Nzohabonayo's attack was not in isolation. In the past month, in addition to his attack we have seen a flurry of lone attacks in France, including a man shouting "Allahu Akbar" (God is greatest) as he drove into a crowd in the city of Dijon and a man driving a van into a Christmas market in Nantes. Meanwhile, a French national remains the main suspect for a shooting in a Jewish museum in Belgium earlier in 2014. An early prelude to the current spate of attacks can be seen in a brutal attack on a Jewish school in Toulouse in 2012. Over the Christmas period 300 soldiers were deployed around the country to boost security.
This series of attacks has coincided with dozens of raids conducted in December by counter-terror police across Normandy, Paris and Toulouse in an effort to dismantle a network facilitating the transportation of foreign fighters to the Middle East. There has been growing concern in the country over the number of French citizens joining jihadi groups abroad. At least 700 French citizens are thought to have gone out to fight in Iraq and Syria, the highest absolute number in Western Europe.

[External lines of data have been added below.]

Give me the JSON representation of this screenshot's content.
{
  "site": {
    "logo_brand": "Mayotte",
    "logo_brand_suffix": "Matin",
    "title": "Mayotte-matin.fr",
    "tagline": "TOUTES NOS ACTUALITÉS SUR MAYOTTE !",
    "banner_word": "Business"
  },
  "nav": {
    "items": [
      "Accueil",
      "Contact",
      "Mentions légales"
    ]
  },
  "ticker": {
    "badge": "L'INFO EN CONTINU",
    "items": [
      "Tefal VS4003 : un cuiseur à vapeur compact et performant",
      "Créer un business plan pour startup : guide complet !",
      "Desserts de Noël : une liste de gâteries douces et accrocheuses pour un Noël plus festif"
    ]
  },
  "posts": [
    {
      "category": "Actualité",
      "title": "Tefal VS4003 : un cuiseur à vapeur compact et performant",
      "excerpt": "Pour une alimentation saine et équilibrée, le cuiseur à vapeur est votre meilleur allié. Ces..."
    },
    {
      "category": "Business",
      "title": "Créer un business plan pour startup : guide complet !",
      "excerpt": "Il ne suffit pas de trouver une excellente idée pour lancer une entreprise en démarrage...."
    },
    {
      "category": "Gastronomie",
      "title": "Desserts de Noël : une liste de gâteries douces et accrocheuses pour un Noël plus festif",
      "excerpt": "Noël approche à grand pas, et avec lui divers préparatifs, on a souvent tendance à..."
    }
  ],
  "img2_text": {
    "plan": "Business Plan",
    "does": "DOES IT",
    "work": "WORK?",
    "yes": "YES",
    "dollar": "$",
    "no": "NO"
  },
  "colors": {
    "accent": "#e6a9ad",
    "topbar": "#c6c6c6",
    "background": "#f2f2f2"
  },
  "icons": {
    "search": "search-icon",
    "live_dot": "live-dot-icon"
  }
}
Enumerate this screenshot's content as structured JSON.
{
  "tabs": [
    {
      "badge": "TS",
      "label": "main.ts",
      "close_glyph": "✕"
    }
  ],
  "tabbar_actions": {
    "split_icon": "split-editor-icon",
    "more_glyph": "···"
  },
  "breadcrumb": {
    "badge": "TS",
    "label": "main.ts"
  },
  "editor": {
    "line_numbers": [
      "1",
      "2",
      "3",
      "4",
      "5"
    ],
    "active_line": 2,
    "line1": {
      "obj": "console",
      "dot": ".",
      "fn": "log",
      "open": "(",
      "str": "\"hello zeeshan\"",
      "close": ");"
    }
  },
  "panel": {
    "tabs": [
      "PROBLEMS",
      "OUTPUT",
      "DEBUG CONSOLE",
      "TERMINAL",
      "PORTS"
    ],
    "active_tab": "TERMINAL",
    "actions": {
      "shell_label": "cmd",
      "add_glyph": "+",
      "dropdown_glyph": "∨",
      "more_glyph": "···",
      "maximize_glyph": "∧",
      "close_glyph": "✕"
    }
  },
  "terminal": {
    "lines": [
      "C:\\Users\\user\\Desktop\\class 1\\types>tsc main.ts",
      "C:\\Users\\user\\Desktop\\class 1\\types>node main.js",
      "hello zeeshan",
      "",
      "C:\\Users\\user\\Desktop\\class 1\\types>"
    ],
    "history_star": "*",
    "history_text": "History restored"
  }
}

France was shocked by the participation of two citizens in ISIS beheading videos.
In late November 2014, the country was shocked by the apparent participation of two of its citizens in brutal ISIS beheading videos circulated online. The shock was compounded by the fact that both of these men, Maxime Hauchard and Mickaël Dos Santos, were described as successful, well-integrated members of their local communities, and both came from non-Muslim family backgrounds. Indeed, a report released in November by the Paris-based study centre CPDSI demonstrated that new extremist discourses in France are now appealing to a wide range of young people, not just those considered 'at risk' according to traditional criteria for radicalisation, such as familial or socio-economic background.
Many of those known to have joined ISIS are converts, including from financially comfortable and secular backgrounds. French media has reported that as many as 20% of French jihadis in Syria are converts who left within months of their conversion.
While we do not yet know how precisely the Charlie Hebdo attackers were radicalised, there has been a clear rise in the influence and reach of ISIS propaganda which calls for citizens to carry out attacks in their own countries. Whoever ultimately claims this attack, it falls within that wider Salafi-jihadi ideological current.